Dernbach had Klinger caught behind slashing outside off-stump at the start and came back to finish the job with a hat-trick.
Gareth Batty started in extraordinary fashion, his opening two balls wildly down the legside and rightly called wides, the first so skew-whiff that Gary Wilson could not reach it and it ran away to the fence. He did grab a third wide, off the first ball of Batty’s second over, and easily stumped Hamish Marshall. Gareth Roderick looked steady but was bowled by Mahmood, playing on trying to dab to third man, and Benny Howell fell in the same fashion to one that seamed in.
A doughty, cautious innings from Geraint Jones, in his final game as a professional cricketer, and some lusty late hitting from Jack Taylor kept Gloucestershire in the game. Taylor consecutively launched Tom Curran for legside sixes and put away the bad delivery. He was bowled by Dernbach, a ball after bringing up his 50, and Craig Miles inside-edged the next delivery through to Wilson. On a hat-trick, Dernbach struck David Payne on the pad with a looping full toss, and the finger – with the ball unlikely to hit even a second set of stumps – inexplicably went up.
There was little urgency to Surrey’s chase because there appeared no need for it. Neither opener really got going, as Jason Roy miscued to cover and Steven Davies was bowled, both by James Fuller, who performed brilliantly at the start and at the death. Sangakkara and Burns looked in utter control, but when the former fell, inadvisably slogging a full toss to mid-on, Surrey, remarkably, lost their final eight wickets for 71.
There were careless dismissals – particularly Burns and Mahmood’s stumpings – but also superb bowling, notably from the spinners Taylor and Tom Smith. Sam Curran fought back beautifully, scampering singles and finding gaps, but Surrey lost their last three wickets without scoring, as James Burke was run out, and Payne dismissed both Curran and Batty going for the big shot.

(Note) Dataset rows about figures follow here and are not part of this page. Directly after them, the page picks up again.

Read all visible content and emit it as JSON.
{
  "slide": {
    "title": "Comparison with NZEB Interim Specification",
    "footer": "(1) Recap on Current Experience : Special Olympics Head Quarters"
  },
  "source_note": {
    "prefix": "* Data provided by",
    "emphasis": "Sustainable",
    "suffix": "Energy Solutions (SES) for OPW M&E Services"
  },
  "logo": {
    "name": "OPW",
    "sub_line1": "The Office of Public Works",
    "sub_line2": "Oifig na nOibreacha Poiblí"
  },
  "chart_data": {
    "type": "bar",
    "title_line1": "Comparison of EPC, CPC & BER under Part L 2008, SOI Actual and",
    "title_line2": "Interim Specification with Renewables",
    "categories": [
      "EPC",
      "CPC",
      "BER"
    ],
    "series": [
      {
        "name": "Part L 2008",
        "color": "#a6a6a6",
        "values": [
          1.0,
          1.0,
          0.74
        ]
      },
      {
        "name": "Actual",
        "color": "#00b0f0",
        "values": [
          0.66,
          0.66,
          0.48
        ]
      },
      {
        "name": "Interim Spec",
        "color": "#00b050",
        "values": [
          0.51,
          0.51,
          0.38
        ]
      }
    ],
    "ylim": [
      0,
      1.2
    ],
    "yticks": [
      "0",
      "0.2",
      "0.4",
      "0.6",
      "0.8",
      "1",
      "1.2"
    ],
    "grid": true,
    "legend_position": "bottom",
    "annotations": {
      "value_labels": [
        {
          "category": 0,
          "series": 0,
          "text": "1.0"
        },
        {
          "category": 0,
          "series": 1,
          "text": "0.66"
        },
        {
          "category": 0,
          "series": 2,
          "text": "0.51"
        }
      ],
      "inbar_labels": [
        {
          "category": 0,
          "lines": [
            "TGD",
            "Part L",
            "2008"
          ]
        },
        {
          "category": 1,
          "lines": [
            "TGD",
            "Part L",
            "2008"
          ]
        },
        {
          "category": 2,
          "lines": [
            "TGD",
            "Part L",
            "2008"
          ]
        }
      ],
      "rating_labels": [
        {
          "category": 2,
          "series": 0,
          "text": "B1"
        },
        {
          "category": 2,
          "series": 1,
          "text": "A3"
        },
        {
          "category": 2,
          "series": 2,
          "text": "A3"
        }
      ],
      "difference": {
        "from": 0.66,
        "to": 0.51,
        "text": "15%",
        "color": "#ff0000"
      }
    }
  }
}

Gloucestershire are a team of efficient, unglamorous, fairly anonymous professionals. They beat Yorkshire at Headingley in the semi-final thanks to Klinger, and here they triumphed without even needing a single one of his runs. “I was disappointed I didn’t contribute,” he said. “I was determined to make some big runs but it didn’t happen today, that’s how it works and I was very confident that the boys would get it done. I don’t think anyone would have cared who did well today, but I think it was fitting that Jonah [Jones] was our best batter.”
This was, in every way imaginable, a treacly triumph for the little guys.